Despite the well-known saying, employees should not count on what happens at the annual work Christmas party to stay at the party, accordingly to Slater and Gordon Principal Lawyer Aron Neilson.
“The Christmas party is considered a work function, so employers have a duty to ensure a safe environment, but employees also need to remember that inappropriate behaviour could cost them their job,” Mr Neilson said.
“There are certainly cases around Australia where workers have been fired due to their actions at end of year celebrations, including:
- An IT worker who was dismissed after drinking 12-15 beers at his work Christmas party at Darling Harbour, Sydney and urinated over a balcony onto restaurant customers below.
- A man who was fired after drunkenly pushing his fully-clothed manager into a pool during the office Christmas party in Fremantle, WA, before swearing at the General Manager and starting a physical fight.
- A NSW police officer who was almost fired, but instead given a formal warning after he showed his colleagues his ‘party trick’ by opening their beer bottles with his genital piercing.
- A kickboxing trainer in Melbourne who was dismissed after lying about his sick wife as an excuse to leave his work’s end-of-year awards night early to attend a competitor’s Christmas function.
Mr Neilson said because the office Christmas party is deemed a work function, employers can also be held responsible for their employees’ actions.
“There are two main questions a court will consider when determining whether an employer is liable for any injury suffered by an employee at a Christmas party,” Mr Neilson said.
“The first question is whether the employee’s conduct is for the purpose of and in connection with the business and the second is whether the conduct could be seen as being within the ‘course of employment’.
“In the eyes of the law, there is a connection between the workplace and end-of-year celebrations, so discrimination, sexual harassment and workplace health and safety obligations apply and have been enforced in situations including:
- A sexual discrimination complaint upheld against a Sydney business for not inviting the only female staff member to the Christmas party, so they could hire a topless waitress to which she had objected.
- A workers compensation case in the ACT where an employee twisted her ankle, fell over and broke her leg at the Christmas party, which was held to be in the course of employment even though the function was after hours.
Mr Neilson said there have been some cases where employees were denied compensation because their behaviour was held to be outside the course of employment.
“The NSW case of Scharrer v The Redrock Co Pty Ltd, an employee was seriously disabled in a car crash while driving home from the work Christmas party with a BAC more than twice the legal limit.
“While attending the Christmas party is within the course of employment, driving home is not viewed in the same way in NSW so she was not eligible for WorkCover.
Slater and Gordon’s Work Christmas Party Checklist
- Employees should treat the end-of-year party like any other day at work and behave accordingly.

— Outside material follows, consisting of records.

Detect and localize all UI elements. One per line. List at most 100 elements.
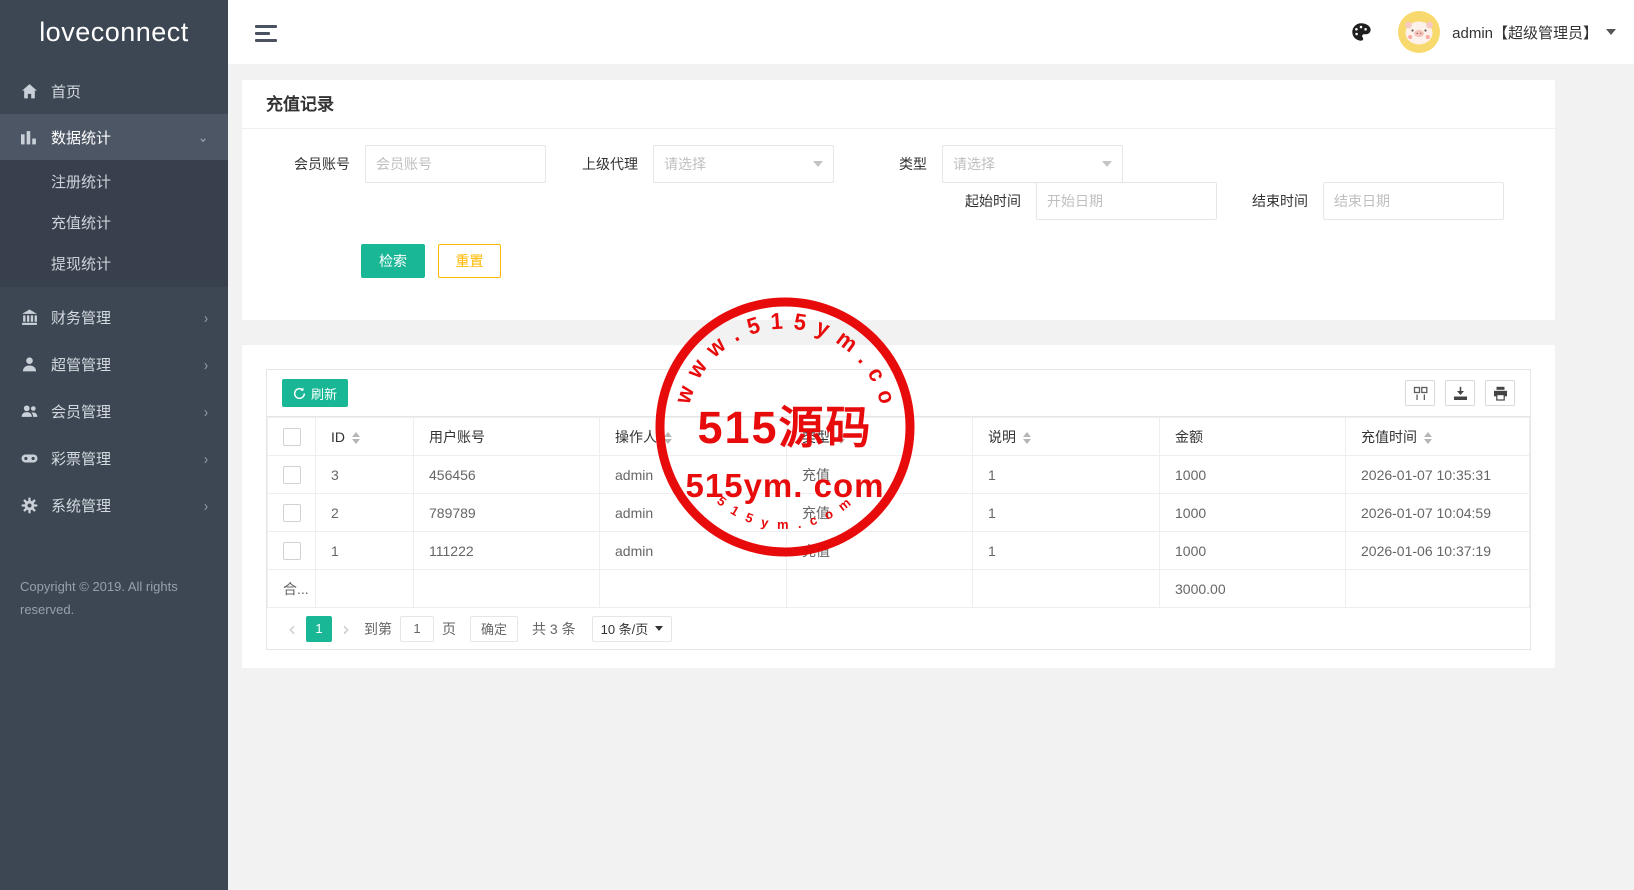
page-unit-label: 页 [442, 619, 456, 639]
sidebar-subitem-recharge-stats[interactable]: 充值统计 [0, 203, 228, 244]
sort-icon [1023, 432, 1031, 444]
next-page-icon[interactable]: › [336, 619, 356, 639]
sidebar-item-label: 财务管理 [51, 307, 111, 328]
copyright-text: Copyright © 2019. All rights reserved. [0, 575, 210, 621]
table-header-row: ID 用户账号 操作人 类型 说明 金额 充值时间 [268, 418, 1530, 456]
current-page-button[interactable]: 1 [306, 616, 332, 642]
table-row: 1 111222 admin 充值 1 1000 2026-01-06 10:3… [268, 532, 1530, 570]
users-icon [20, 403, 38, 421]
user-menu[interactable]: admin【超级管理员】 [1452, 22, 1598, 43]
recharge-record-card: 充值记录 会员账号 上级代理 请选择 类型 请选择 起始时间 结束时间 [242, 80, 1555, 320]
theme-palette-icon[interactable] [1350, 21, 1372, 43]
sidebar: loveconnect 首页 数据统计 ⌄ 注册统计 充值统计 提现统计 [0, 0, 228, 890]
sort-icon [352, 432, 360, 444]
type-label: 类型 [899, 154, 927, 174]
member-account-label: 会员账号 [294, 154, 350, 174]
chevron-right-icon: › [204, 497, 208, 514]
sidebar-item-members[interactable]: 会员管理 › [0, 388, 228, 435]
chevron-right-icon: › [204, 450, 208, 467]
column-header-id[interactable]: ID [316, 418, 414, 456]
row-checkbox[interactable] [283, 466, 301, 484]
start-time-label: 起始时间 [965, 191, 1021, 211]
bank-icon [20, 309, 38, 327]
top-header: admin【超级管理员】 [228, 0, 1634, 64]
export-button[interactable] [1445, 380, 1475, 406]
page-size-select[interactable]: 10 条/页 [592, 616, 673, 642]
select-caret-icon [1102, 161, 1112, 167]
user-icon [20, 356, 38, 374]
page-number-input[interactable] [400, 616, 434, 642]
total-count-label: 共 3 条 [532, 619, 576, 639]
app-root: loveconnect 首页 数据统计 ⌄ 注册统计 充值统计 提现统计 [0, 0, 1634, 890]
column-header-note[interactable]: 说明 [973, 418, 1160, 456]
column-header-type[interactable]: 类型 [787, 418, 973, 456]
column-header-account: 用户账号 [414, 418, 600, 456]
column-header-operator[interactable]: 操作人 [600, 418, 787, 456]
sidebar-item-label: 彩票管理 [51, 448, 111, 469]
total-amount: 3000.00 [1160, 570, 1346, 608]
records-table-card: 刷新 [242, 345, 1555, 668]
sort-icon [837, 432, 845, 444]
member-account-input[interactable] [365, 145, 546, 183]
sidebar-item-system[interactable]: 系统管理 › [0, 482, 228, 529]
sidebar-item-label: 数据统计 [51, 127, 111, 148]
page-size-value: 10 条/页 [601, 619, 649, 638]
select-caret-icon [655, 626, 663, 631]
sidebar-item-statistics[interactable]: 数据统计 ⌄ [0, 114, 228, 160]
chevron-down-icon: ⌄ [198, 129, 208, 146]
statistics-submenu: 注册统计 充值统计 提现统计 [0, 160, 228, 287]
total-label: 合... [268, 570, 316, 608]
refresh-button[interactable]: 刷新 [282, 379, 348, 407]
sidebar-item-lottery[interactable]: 彩票管理 › [0, 435, 228, 482]
pagination-bar: ‹ 1 › 到第 页 确定 共 3 条 10 条/页 [267, 608, 1530, 649]
sidebar-item-home[interactable]: 首页 [0, 68, 228, 114]
sort-icon [664, 432, 672, 444]
records-table: ID 用户账号 操作人 类型 说明 金额 充值时间 3 456456 admi [267, 417, 1530, 608]
sort-icon [1424, 432, 1432, 444]
app-logo: loveconnect [0, 0, 228, 64]
row-checkbox[interactable] [283, 542, 301, 560]
parent-agent-label: 上级代理 [582, 154, 638, 174]
select-all-checkbox[interactable] [283, 428, 301, 446]
sidebar-item-finance[interactable]: 财务管理 › [0, 294, 228, 341]
end-date-input[interactable] [1323, 182, 1504, 220]
confirm-page-button[interactable]: 确定 [470, 616, 518, 642]
prev-page-icon[interactable]: ‹ [282, 619, 302, 639]
refresh-icon [293, 387, 306, 400]
type-select[interactable]: 请选择 [942, 145, 1123, 183]
menu-toggle-icon[interactable] [255, 25, 277, 42]
select-caret-icon [813, 161, 823, 167]
table-row: 2 789789 admin 充值 1 1000 2026-01-07 10:0… [268, 494, 1530, 532]
column-header-time[interactable]: 充值时间 [1346, 418, 1530, 456]
table-widget: 刷新 [266, 369, 1531, 650]
start-date-input[interactable] [1036, 182, 1217, 220]
chevron-right-icon: › [204, 356, 208, 373]
chevron-right-icon: › [204, 309, 208, 326]
search-button[interactable]: 检索 [361, 244, 425, 278]
table-toolbar: 刷新 [267, 370, 1530, 417]
sidebar-subitem-withdraw-stats[interactable]: 提现统计 [0, 244, 228, 285]
row-checkbox[interactable] [283, 504, 301, 522]
sidebar-item-label: 超管管理 [51, 354, 111, 375]
ticket-icon [20, 450, 38, 468]
sidebar-subitem-register-stats[interactable]: 注册统计 [0, 162, 228, 203]
gear-icon [20, 497, 38, 515]
sidebar-item-label: 系统管理 [51, 495, 111, 516]
sidebar-item-label: 会员管理 [51, 401, 111, 422]
sidebar-item-label: 首页 [51, 81, 81, 102]
table-total-row: 合... 3000.00 [268, 570, 1530, 608]
sidebar-item-superadmin[interactable]: 超管管理 › [0, 341, 228, 388]
page-title: 充值记录 [242, 80, 1555, 129]
user-menu-caret-icon [1606, 29, 1616, 35]
filter-columns-button[interactable] [1405, 380, 1435, 406]
parent-agent-select-value: 请选择 [664, 154, 706, 174]
home-icon [20, 82, 38, 100]
reset-button[interactable]: 重置 [438, 244, 501, 278]
table-row: 3 456456 admin 充值 1 1000 2026-01-07 10:3… [268, 456, 1530, 494]
chevron-right-icon: › [204, 403, 208, 420]
user-avatar[interactable] [1398, 11, 1440, 53]
parent-agent-select[interactable]: 请选择 [653, 145, 834, 183]
type-select-value: 请选择 [953, 154, 995, 174]
print-icon [1493, 386, 1508, 401]
print-button[interactable] [1485, 380, 1515, 406]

- Even if the function is unplanned or spontaneous, it can still be considered in the course of employment.
- Being drunk is no excuse for an employee’s actions or comments.
- However, employers have a number of obligations, including:
- Responsible service of alcohol;
- Provide food and non-alcoholic drinks; and
- Provide options for employees to get home after the festivities;
- It’s also a good idea for employers to ensure the relevant workplace policies are up to date and communicated to employees ahead of the party, including:
- Workplace health and safety rules;
- Anti-discrimination policy;
- Sexual harassment policy;
- Social media guidelines.
- Employees should pause before they post any content from the end-of-year function on social media.

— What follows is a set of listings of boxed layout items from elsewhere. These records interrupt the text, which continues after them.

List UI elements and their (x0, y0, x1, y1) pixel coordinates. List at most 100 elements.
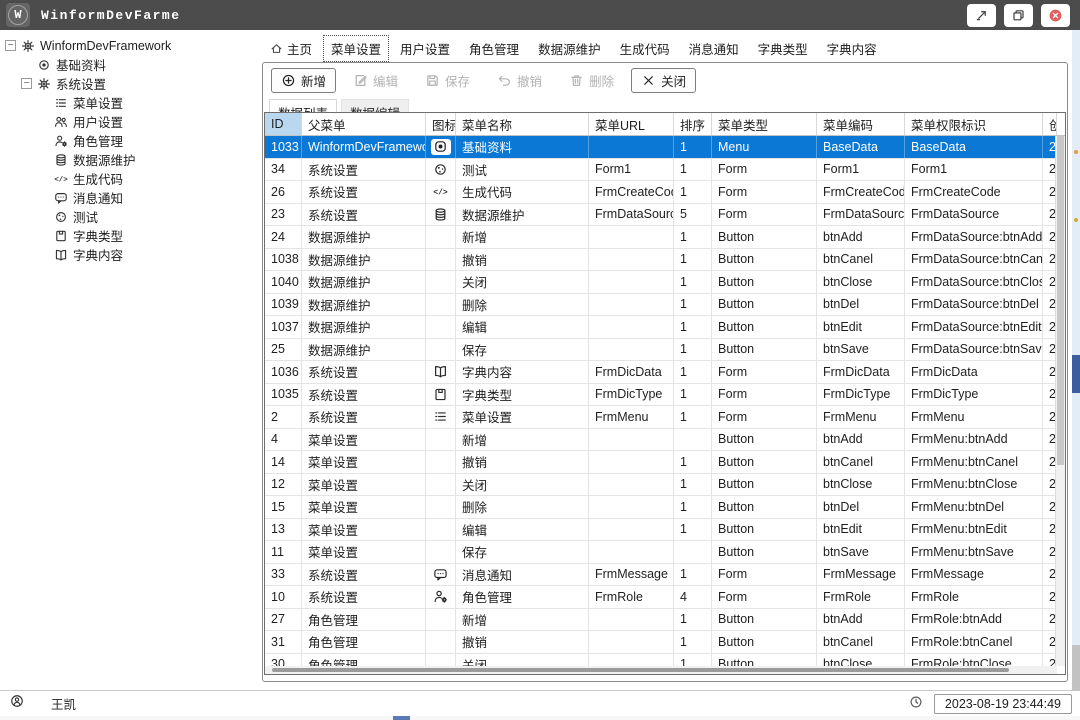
close-button[interactable] (1041, 4, 1070, 27)
table-row-4[interactable]: 4菜单设置新增ButtonbtnAddFrmMenu:btnAdd2 (265, 429, 1057, 452)
cell-type: Button (712, 451, 817, 473)
cell-url: FrmMenu (589, 406, 674, 428)
sidebar-item-test[interactable]: 测试 (0, 207, 256, 226)
sidebar-item-framework[interactable]: −WinformDevFramework (0, 36, 256, 55)
table-row-27[interactable]: 27角色管理新增1ButtonbtnAddFrmRole:btnAdd2 (265, 609, 1057, 632)
table-row-23[interactable]: 23系统设置数据源维护FrmDataSource5FormFrmDataSour… (265, 204, 1057, 227)
cell-parent: 菜单设置 (302, 496, 426, 518)
cell-icon (426, 429, 456, 451)
sidebar-item-base-data[interactable]: 基础资料 (0, 55, 256, 74)
column-header-perm[interactable]: 菜单权限标识 (905, 113, 1043, 135)
minimize-button[interactable] (967, 4, 996, 27)
column-header-id[interactable]: ID (265, 113, 302, 135)
column-header-extra[interactable]: 创 (1043, 113, 1057, 135)
tab-message[interactable]: 消息通知 (681, 35, 747, 62)
table-row-1038[interactable]: 1038数据源维护撤销1ButtonbtnCanelFrmDataSource:… (265, 249, 1057, 272)
table-row-2[interactable]: 2系统设置菜单设置FrmMenu1FormFrmMenuFrmMenu2 (265, 406, 1057, 429)
sidebar-item-system-settings[interactable]: −系统设置 (0, 74, 256, 93)
sidebar-item-user-settings[interactable]: 用户设置 (0, 112, 256, 131)
table-row-26[interactable]: 26系统设置</>生成代码FrmCreateCode1FormFrmCreate… (265, 181, 1057, 204)
sidebar-item-codegen[interactable]: </>生成代码 (0, 169, 256, 188)
sidebar-item-message[interactable]: 消息通知 (0, 188, 256, 207)
cell-icon (426, 361, 456, 383)
cell-url (589, 609, 674, 631)
column-header-code[interactable]: 菜单编码 (817, 113, 905, 135)
sidebar-item-role-manage[interactable]: 角色管理 (0, 131, 256, 150)
tab-datasource[interactable]: 数据源维护 (530, 35, 609, 62)
tab-strip: 主页菜单设置用户设置角色管理数据源维护生成代码消息通知字典类型字典内容 (262, 36, 885, 60)
trash-icon (569, 73, 584, 88)
table-row-12[interactable]: 12菜单设置关闭1ButtonbtnCloseFrmMenu:btnClose2 (265, 474, 1057, 497)
table-row-25[interactable]: 25数据源维护保存1ButtonbtnSaveFrmDataSource:btn… (265, 339, 1057, 362)
tab-label: 字典内容 (827, 39, 877, 58)
column-header-label: 创 (1049, 115, 1057, 134)
cell-type: Button (712, 339, 817, 361)
undo-button[interactable]: 撤销 (487, 68, 552, 93)
tab-dict-type[interactable]: 字典类型 (750, 35, 816, 62)
table-row-1033[interactable]: 1033WinformDevFramework基础资料1MenuBaseData… (265, 136, 1057, 159)
tab-dict-data[interactable]: 字典内容 (819, 35, 885, 62)
cell-icon (426, 384, 456, 406)
table-row-33[interactable]: 33系统设置消息通知FrmMessage1FormFrmMessageFrmMe… (265, 564, 1057, 587)
cell-code: btnEdit (817, 519, 905, 541)
table-row-30[interactable]: 30角色管理关闭1ButtonbtnCloseFrmRole:btnClose2 (265, 654, 1057, 667)
msg-icon (433, 567, 448, 582)
table-row-1036[interactable]: 1036系统设置字典内容FrmDicData1FormFrmDicDataFrm… (265, 361, 1057, 384)
tab-codegen[interactable]: 生成代码 (612, 35, 678, 62)
cell-name: 测试 (456, 159, 589, 181)
cell-perm: FrmMessage (905, 564, 1043, 586)
table-row-1039[interactable]: 1039数据源维护删除1ButtonbtnDelFrmDataSource:bt… (265, 294, 1057, 317)
sidebar-item-label: 基础资料 (56, 55, 106, 74)
table-row-31[interactable]: 31角色管理撤销1ButtonbtnCanelFrmRole:btnCanel2 (265, 631, 1057, 654)
tab-user-settings[interactable]: 用户设置 (392, 35, 458, 62)
collapse-expander-icon[interactable]: − (5, 40, 16, 51)
cell-parent: 系统设置 (302, 159, 426, 181)
collapse-expander-icon[interactable]: − (21, 78, 32, 89)
column-header-icon[interactable]: 图标 (426, 113, 456, 135)
cell-id: 24 (265, 226, 302, 248)
edit-button[interactable]: 编辑 (343, 68, 408, 93)
cell-url: FrmMessage (589, 564, 674, 586)
add-button[interactable]: 新增 (271, 68, 336, 93)
horizontal-scrollbar-thumb[interactable] (272, 668, 1009, 672)
tab-menu-settings[interactable]: 菜单设置 (323, 35, 389, 62)
sidebar-item-datasource[interactable]: 数据源维护 (0, 150, 256, 169)
delete-button[interactable]: 删除 (559, 68, 624, 93)
horizontal-scrollbar[interactable] (265, 666, 1057, 674)
column-header-url[interactable]: 菜单URL (589, 113, 674, 135)
sidebar-tree: −WinformDevFramework基础资料−系统设置菜单设置用户设置角色管… (0, 36, 256, 264)
cell-url (589, 474, 674, 496)
tab-role-manage[interactable]: 角色管理 (461, 35, 527, 62)
table-row-24[interactable]: 24数据源维护新增1ButtonbtnAddFrmDataSource:btnA… (265, 226, 1057, 249)
table-row-1035[interactable]: 1035系统设置字典类型FrmDicType1FormFrmDicTypeFrm… (265, 384, 1057, 407)
save-icon (425, 73, 440, 88)
table-row-1037[interactable]: 1037数据源维护编辑1ButtonbtnEditFrmDataSource:b… (265, 316, 1057, 339)
table-row-34[interactable]: 34系统设置测试Form11FormForm1Form12 (265, 159, 1057, 182)
cell-id: 1037 (265, 316, 302, 338)
cell-parent: 角色管理 (302, 609, 426, 631)
sidebar-item-dict-type[interactable]: 字典类型 (0, 226, 256, 245)
cell-icon (426, 271, 456, 293)
cell-url (589, 226, 674, 248)
column-header-name[interactable]: 菜单名称 (456, 113, 589, 135)
close-button[interactable]: 关闭 (631, 68, 696, 93)
table-row-13[interactable]: 13菜单设置编辑1ButtonbtnEditFrmMenu:btnEdit2 (265, 519, 1057, 542)
sidebar-item-menu-settings[interactable]: 菜单设置 (0, 93, 256, 112)
column-header-sort[interactable]: 排序 (674, 113, 712, 135)
column-header-type[interactable]: 菜单类型 (712, 113, 817, 135)
table-row-10[interactable]: 10系统设置角色管理FrmRole4FormFrmRoleFrmRole2 (265, 586, 1057, 609)
table-row-11[interactable]: 11菜单设置保存ButtonbtnSaveFrmMenu:btnSave2 (265, 541, 1057, 564)
column-header-parent[interactable]: 父菜单 (302, 113, 426, 135)
restore-button[interactable] (1004, 4, 1033, 27)
vertical-scrollbar[interactable] (1055, 136, 1065, 666)
table-row-1040[interactable]: 1040数据源维护关闭1ButtonbtnCloseFrmDataSource:… (265, 271, 1057, 294)
cell-id: 26 (265, 181, 302, 203)
cell-sort: 1 (674, 631, 712, 653)
table-row-14[interactable]: 14菜单设置撤销1ButtonbtnCanelFrmMenu:btnCanel2 (265, 451, 1057, 474)
save-button[interactable]: 保存 (415, 68, 480, 93)
vertical-scrollbar-thumb[interactable] (1057, 136, 1064, 465)
table-row-15[interactable]: 15菜单设置删除1ButtonbtnDelFrmMenu:btnDel2 (265, 496, 1057, 519)
cell-name: 基础资料 (456, 136, 589, 158)
sidebar-item-dict-data[interactable]: 字典内容 (0, 245, 256, 264)
tab-home[interactable]: 主页 (262, 35, 320, 62)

- Nothing is private on the internet, so posting inappropriate photos or comments about your work could be a breach of your employment contract.
- Maximum privacy settings have been proven not to protect employees in court, especially if they have co-workers as friends.
- The absence of a workplace social media policy will not save you: the courts view online posts as a public comment, which doesn’t require a specific policy to be taken into account.
- Even if a co-worker posts the content, there have been cases where an employee is held responsible even though they were not the original author.